I hate those commercials on cable TV for Enz*te, that fake “male enhancement” product that promises a “boost of confidence” for all the guys who take their little pill. I don’t believe it, of course—it’s probably a concoction of sawdust and rat droppings. But the phenomenon of male confidence as a function of the size of their physical attributes might just have some validity.
AL Basolo, who did some well-known work on mate preference in swordtails a few years ago (short answer: lady swordtails prefer males with longer swords), has a couple of new papers on the subject. She has looked at competition between males—the fishy equivalent of checking out the other guy’s equipment in the lockerroom—and found that the length of the sword makes a big difference in the struggle between males, even with no females involved.
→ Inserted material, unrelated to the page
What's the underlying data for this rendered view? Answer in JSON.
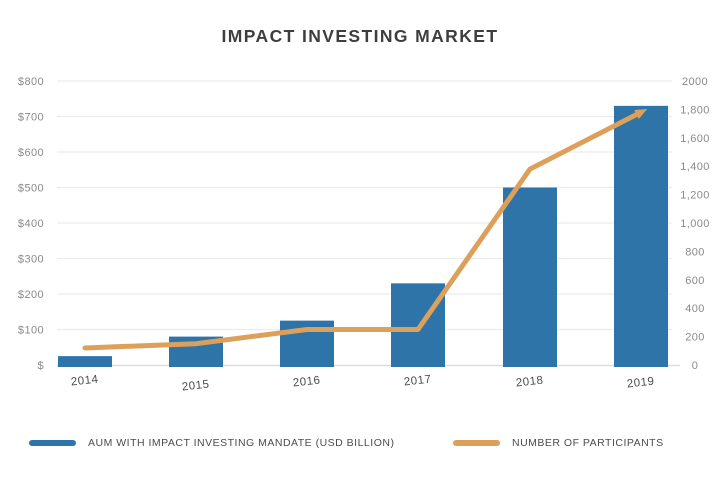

Xiphophorus helleri is a common aquarium fish with a distinctive feature: that long sword on its tail. The males have competitive interactions with each other that are fairly easy to assess: dominant males chase away inferiors, and inferiors avoid the winners, so you just have to record who is chasing who to sort out who thinks they are in charge. Usually, it’s the fish that is bigger overall that wins. The investigators suspected that the size of the sword might also be a deciding factor. Observations of pairs of fish matched for body size, but with natural differences in sword length, did not bear this out, however, showing little correlation. That suggests, as one might expect, that there are multiple factors that influence competitions.
To simplify those factors, they carried out what sounds to me like a very cruel experiment. Pairs of fish matched for body size were anesthetized, their swords chopped off, and replaced with transparent plastic swords of identical size. The difference, though, was that different length swords were painted on the transparent plastic—one lucky fish got a new painted sword roughly the same length as the old one, while the other got a sword half the length.
After recovering from their implant surgery, they were put together in a tank…and the truncated male consistently lost all competitions. I guess size matters, after all.
Without the gross surgical modifications, however, size wasn’t such a clear indicator of victory, so other factors must also play a role. A companion paper looked at stripes on the sword, and how they affected female interests. This work modified the tails digitally; a video recording of a hunky male was made, and then edited to either remove the stripes from its entire length, to remove them from the proximal half or the distal half, or left intact. The video was played back to a female, and the length of time she paid attention to it measured (longer is better).
The lessons are clear. Having a long sword will help you intimidate and beat up your competition, and painting stripes along its length (or at least at the tip) will win you the admiration of females.
If you’re a fish, that is.
There is no necessary expectation that it will help at all if you’re a hairless ape, but if anyone tries it, let me know how it turns out.
Benson KE, Basolo AL (2006) Maleâmale competition and the sword in male swordtails, Xiphophorus helleri. Animal Behaviour 71(1):129-134.
Trainor BC, Basolo AL (2006) Location, location, location: stripe position effects on female sword preference. Animal Behaviour 71(1):135-140.